ENGAGING MUSIC, BEAUTIFULLY RECORDED, SUPERBLY PLAYED
Pianists! Do not make the mistake of overlooking this new CD, even if the composer and the
performers are unknown to you. Everything here is magnetically pleasurable and worth many
hearings—-and many other performances. It contains the composer’s complete music for piano duo: a suite and a sonata.
Eric Ewasen (pronounced ee-WAY-sen) is an American composer with impeccable credentials who has taught at Juilliard for four decades and whose music is widely popular, although largely unknown to pianists. He is best known as a major composer of music for brass and symphonic wind ensemble. The pianists, Pamela Gordon and Pamela Penick, were long-time duo partners until the untimely death of Ms. Gordon. Both studied at the University of Alabama with Amanda Penick, the regional doyenne of piano teaching, and both have been on the piano faculty of that school. Their admirable playing is of a class that rises far above the level of local reputation.
The two works on this recording, the four-movement A Suite From the Cloud Forest (a four-hand version of Ewasen’s only solo piano work) and the Sonata for Two Pianos, share some signature qualities: voluptuous textures, often launched from soft or full booms in the bass and overlayered with quickly rippling figurations and singing melodies in the upper reaches of the keyboard; eminently pianistic writing that feels good under the hands; a tonal harmonic
language; singable melodies; and an overall sense that the piano is a glorious instrument to hear and to play!
The composer tells us that A Suite from the Cloud Forest is “a programmatic depiction of four images found in the tropical cloud forests.” “The Resplendent Quetzal” uses swells of glowing sound to reveal a spectacular bird of paradise. “Gumbo Limbo,” a tropical plant with long, wavy leaves, moves from impressionist-inspired evocation to music akin to a line drawing, with long, wavy lines of counterpoint (even a fugue). “Poor Man’s Umbrella,” a plant with “large, floppy leaves,” emerges through a leisurely, swaying rhythm that suggests a slow and lazy barcarolle. Finally, “Kiskadee,” portraying “a bird whose call sounds like its name” is a genial toccata with brilliance and rhythmic energy devoid of manic drive. Its jaunty tune has the spirit and bounce of a sea chanty. The entire suite lasts for about fifteen minutes.
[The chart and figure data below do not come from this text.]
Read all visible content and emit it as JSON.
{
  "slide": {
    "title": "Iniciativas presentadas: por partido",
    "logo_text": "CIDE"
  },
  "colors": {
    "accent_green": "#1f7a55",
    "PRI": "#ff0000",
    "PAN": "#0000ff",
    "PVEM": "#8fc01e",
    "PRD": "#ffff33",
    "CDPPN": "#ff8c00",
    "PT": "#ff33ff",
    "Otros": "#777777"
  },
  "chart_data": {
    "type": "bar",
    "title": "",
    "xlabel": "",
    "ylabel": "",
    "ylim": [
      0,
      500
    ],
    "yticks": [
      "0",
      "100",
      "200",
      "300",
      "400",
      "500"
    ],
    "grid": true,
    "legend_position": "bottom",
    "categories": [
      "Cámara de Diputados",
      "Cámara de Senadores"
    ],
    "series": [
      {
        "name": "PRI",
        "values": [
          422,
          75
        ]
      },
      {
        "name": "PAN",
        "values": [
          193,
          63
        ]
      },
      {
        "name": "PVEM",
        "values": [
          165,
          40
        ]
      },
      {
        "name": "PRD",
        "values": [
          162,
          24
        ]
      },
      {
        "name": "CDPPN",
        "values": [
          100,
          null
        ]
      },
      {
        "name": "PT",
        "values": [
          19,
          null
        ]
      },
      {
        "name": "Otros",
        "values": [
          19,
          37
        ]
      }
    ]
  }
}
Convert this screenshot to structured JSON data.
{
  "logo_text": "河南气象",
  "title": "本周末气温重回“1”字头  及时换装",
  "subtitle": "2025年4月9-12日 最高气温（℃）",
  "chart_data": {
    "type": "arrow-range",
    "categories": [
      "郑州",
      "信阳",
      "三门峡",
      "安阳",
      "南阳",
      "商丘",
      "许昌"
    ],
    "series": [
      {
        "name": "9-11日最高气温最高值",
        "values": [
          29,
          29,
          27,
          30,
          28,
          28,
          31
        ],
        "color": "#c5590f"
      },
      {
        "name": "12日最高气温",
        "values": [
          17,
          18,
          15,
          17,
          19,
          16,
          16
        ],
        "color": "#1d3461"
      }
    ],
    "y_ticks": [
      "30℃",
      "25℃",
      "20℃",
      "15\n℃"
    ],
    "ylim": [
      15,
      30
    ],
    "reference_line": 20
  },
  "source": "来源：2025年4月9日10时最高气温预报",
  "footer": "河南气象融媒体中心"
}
With its vivid colorings and Caribbean-inflected tunes and rhythms, it claims its own territory in the four-hand repertoire, although Arthur Benjamin’s less sophisticated but once ubiquitous “Jamaican Rhumba” could be a second cousin to it.
Ewasen’s four-movement Sonata for Two Pianos is a more imposing, longer work of twenty three minutes’ playing time. Though it has none of the Suite’s folk or cultural flavor, it has in
abundance the same kinds of ear appeal and direct emotional communication found in the Suite. It is beautifully cast for the two-piano idiom and it gives both players equal opportunities for virtuosic brilliance. The first movement explodes with energy, rhythms, and colors lavishly displayed, and proceeds through exciting build-ups to gorgeous climaxes. Starting with a slowrocking rhythm reminiscent of “Poor Man’s Umbrella” the slow movement introduces an upperregister melody, as of liquid glass. It returns memorably late in the movement. In between comes some counterpoint, often melded with characteristic rippling note patterns. After the quiet of the slow movement the brief scherzo is an attention-getter: lithe, perky, jazzy, and quick. The finale begins in a declamatory style imbued with luxurious arpeggios, and soon gives way to a toccata (though not so named) that exudes the confidence, optimism, and energy often identified with twentieth-century American music. An exciting combination of the colors and technical brilliance of the earlier movements brings the work to a grand, ovation-inducing close.
Both the Suite and the Sonata are clearly great fun (of the hard-working variety) to play. They
contain not an ounce of the nervous tension and anxiety found so commonly in music of the past hundred years and more. Rather, a sense of pleasurable contentment and even joy seem to be at the heart of Ewasen’s musical personality. (It is surely not just a coincidence that a broad, friendly smile dominates his publicity pictures.) He is well served by Pamela Gordon and Pamela Penick. I can’t imagine a better performance of either work than the live, unedited ones on this CD.